R.L. Barth has been culling his shelves, donating books to a university library, and has given me two volumes: Yvor Winters’ “The Poetry of J.V. Cunningham,” a sixteen-page pamphlet published by Alan Swallow in 1961, and Grosvenor Powell’s Yvor Winters: An Annotated Bibliography (Scarecrow Press, 1983). The latter was inscribed by Powell to Turner Cassity in January 1984. Bob has edited selections of Winters’ letters and poems, and knows his work and that of his circle as well as anyone. In a recent email he writes: 

“[H]ow many people would share our pleasure in having such books?
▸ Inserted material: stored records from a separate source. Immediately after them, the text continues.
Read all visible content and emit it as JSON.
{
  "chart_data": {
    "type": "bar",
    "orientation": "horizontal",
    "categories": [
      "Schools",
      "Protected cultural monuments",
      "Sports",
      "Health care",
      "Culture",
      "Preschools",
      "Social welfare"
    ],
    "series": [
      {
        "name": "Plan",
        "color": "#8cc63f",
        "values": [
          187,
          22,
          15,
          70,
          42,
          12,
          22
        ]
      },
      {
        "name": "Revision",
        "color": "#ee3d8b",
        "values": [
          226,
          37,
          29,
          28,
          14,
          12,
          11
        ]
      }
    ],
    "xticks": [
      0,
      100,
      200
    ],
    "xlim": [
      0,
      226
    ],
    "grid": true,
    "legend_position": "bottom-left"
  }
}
Not many, I'm afraid. When Susan [Bob’s wife] and I were straightening and sorting the poetry shelves, I looked at my Winters collection. I have every book he produced--a half dozen or more of them signed--and, I think, just about every book written about him. I’m delighted to have them, but there was an element of sadness in seeing them, too. Who would care about these books or want them when I’m gone? The answer, I’m afraid, is no one.”

 

The poets who form the loosely aligned Stanford School (Bowers, Cunningham, Cassity, Lewis, Gunn, Pinkerton, et al.) mean more to me than any comparable group of modern poets. They valued coherence, clarity and formal rigor, and one can hardly imagine less fashionable poetic qualities among today’s poets and readers of poetry. The opening sentence in the Cunningham pamphlet, written sixty years ago, is classic Winters:

 

“J.V. Cunningham seems to me the most consistently distinguished poet writing in English today, and one of the finest in the language; to make myself clear, however, I shall have to begin with a few reservations.”

 

What some judge as Winters’ cantankerousness others see as scrupulosity. His brand of truth-telling is not in vogue, and probably never was. In his bibliography, Powell includes an excerpt from a letter to the editors of Hound and Horn, written in 1933 by Basil Bunting. The English poet objects to a review by Winters of An ‘Objectivists’ Anthology (collected in Yvor Winters: Uncollected Essays and Reviews, ed. Francis Murphy, 1973) edited by Louis Zukofsky. Bunting was a modestly gifted poet in his less Poundian moments. He describes Winters’ review as “the vomit of a creature who . . . found his own name omitted from an anthology that proposed to sample everything at this moment alive in poetry.” Winters replied in a subsequent issue:

 

“Mr. Bunting appears to offer me some kind of challenge. I shall be glad to encounter him at his own weapons – any kind of prose or verse – or, if he will come to California, with or without gloves, Queensbury rules. My weight is 180.”